Unfortunately, despite our best efforts to inform and educate, there is still a certain stigma associated with fleas, and those who don’t know the facts think that their pet having fleas means they are “unclean” in some way. Some people even think that their dog can “catch” fleas from another dog. This is simply not true. Fleas do not jump from one animal to another. Rather, they live everywhere outdoors–in the grass, dirt, under trees, bushes, houses, and your lanai. Fleas propagate in moist areas that are not too hot, not too cold, not too wet, and not too dry. This describes almost everywhere in California! Weather extremes kill the flea eggs, which is why some parts of the country do not have fleas, or only have them seasonally. Unfortunately, the climate here is ideal for flea maturation during all months of the year, and in order for our pets to be flea-free, they need to be treated with a flea control product year around.
Ticks are common parasites that can be found anywhere, from the deep woods to urban parks. And each year, thousands of dogs become infected with serious diseases transmitted by a number of different ticks, like ehrlichiosis, Lyme disease, anaplasmosis and others. Generally known as vector-borne disease, the risks they pose to your dog can be minimized with preventive measures (topical medications, tick collars, etc.) and annual checkups include vector-borne disease screening. This is especially important, as symptoms of vector-borne disease are often vague and difficult to recognize. Because of this, many pet owners don’t know their dog is suffering from a debilitating tick disease until it’s too late.

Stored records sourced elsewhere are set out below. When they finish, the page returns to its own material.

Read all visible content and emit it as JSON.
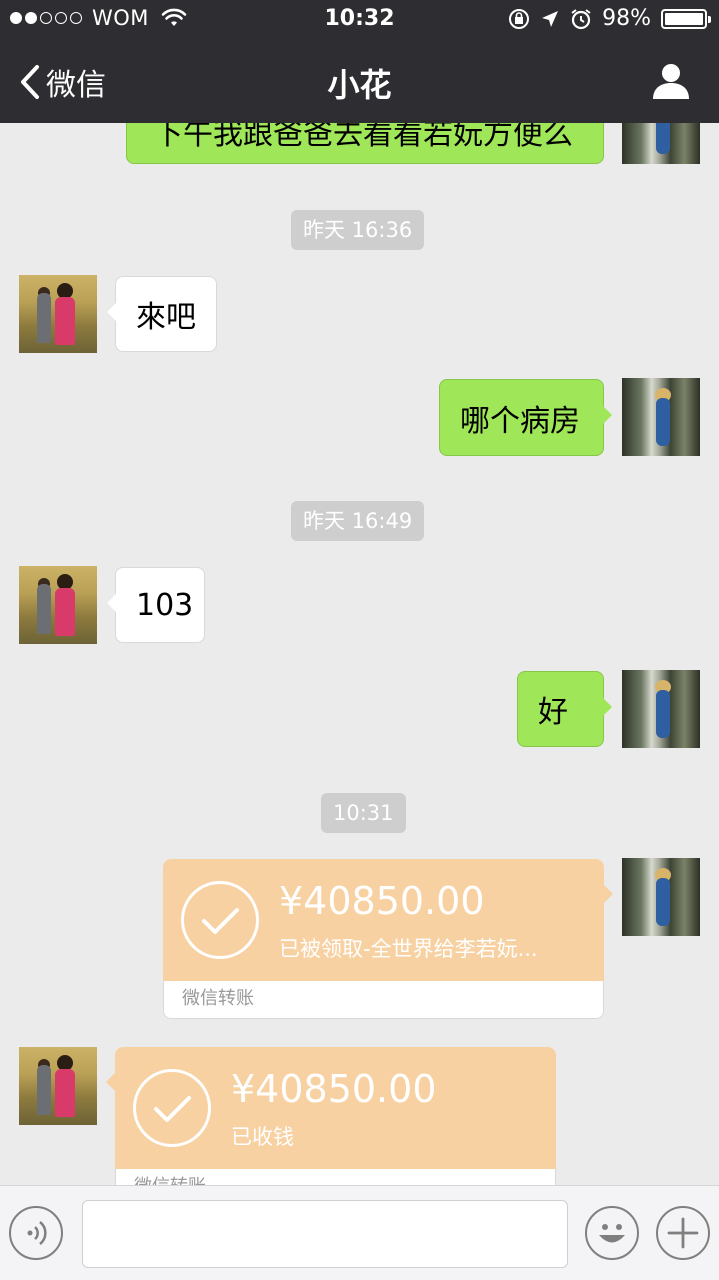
{
  "status_bar": {
    "carrier": "WOM",
    "time": "10:32",
    "battery": "98%"
  },
  "nav": {
    "back_label": "微信",
    "title": "小花"
  },
  "messages": {
    "partial_top": "下午我跟爸爸去看看若妧方便么",
    "ts1": "昨天 16:36",
    "m1": "來吧",
    "m2": "哪个病房",
    "ts2": "昨天 16:49",
    "m3": "103",
    "m4": "好",
    "ts3": "10:31"
  },
  "transfer_out": {
    "amount": "¥40850.00",
    "note": "已被领取-全世界给李若妧...",
    "footer": "微信转账"
  },
  "transfer_in": {
    "amount": "¥40850.00",
    "note": "已收钱",
    "footer": "微信转账"
  },
  "colors": {
    "nav_bg": "#2e2e32",
    "chat_bg": "#ebebeb",
    "bubble_out": "#9fe658",
    "bubble_in": "#ffffff",
    "transfer": "#f8d1a2"
  },
  "icons": [
    "wifi-icon",
    "lock-rotation-icon",
    "location-arrow-icon",
    "alarm-icon",
    "battery-icon",
    "back-chevron-icon",
    "profile-icon",
    "voice-icon",
    "emoji-icon",
    "plus-icon",
    "check-icon"
  ]
}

Heartworm Disease is transmitted when mosquitoes carrying microscopic heartworm larvae bite your pet’s skin, allowing the larvae to enter through the bite wound and into your pet’s blood. Over several months, the worms migrate to the vital blood vessels of the heart and lungs where they can grow to be the size of spaghetti. These large worms live in the heart and pulmonary artery where they cause considerable damage including damage to the liver and kidneys.
There are no early signs of heartworm infection. By the time that you notice any symptoms (coughing, difficulty breathing, loss of energy) your pet may be in respiratory distress due to severe lung inflammation. This may also lead to heart failure. Fortunately, there is a simple blood test to see if your pet has been exposed to heartworm disease. If the test is negative, your pet can be started on a once-a-month heartworm preventative. This medication will kill any heartworm larvae that may have entered your pet’s bloodstream within the past month and prevent future infection.
If your pet tests positive for heartworm disease, treatment can last from four to six months, during which time your pet is given a series of injections to kill the worms. Your animal will need to be crate-confined for approximately eight weeks. The killing of the heartworms can cause severe side effects and so it is critical that your pet remain quiet and inactive during the entire treatment process.
While we live in an area that is less conducive to the development of infective heartworm larvae, San Diego County has seen several hundred documented cases of heartworm disease since 2001. We have seen five positive cases here at our clinic just in the past year. There are a number of factors that contribute to your pets’ risk of becoming infected with heartworm disease including travel, lifestyle, exposure to water sources, and the amount of time spent outdoors. Since California is composed of many different microclimates, there are opportunities for travelling animals to become infected. Therefore, it is critical that owners who choose to travel, camp, and hike with their pet are aware of this increased risk.
There are numerous commercial products available these days for prevention of fleas, ticks, and heartworm disease, as well as several combination products on the market, and it can get very confusing! Unfortunately, there is not a single product that covers all three parasites, so you will likely need to use at least TWO different products if you need to protect your pet from fleas, ticks, and heartworms.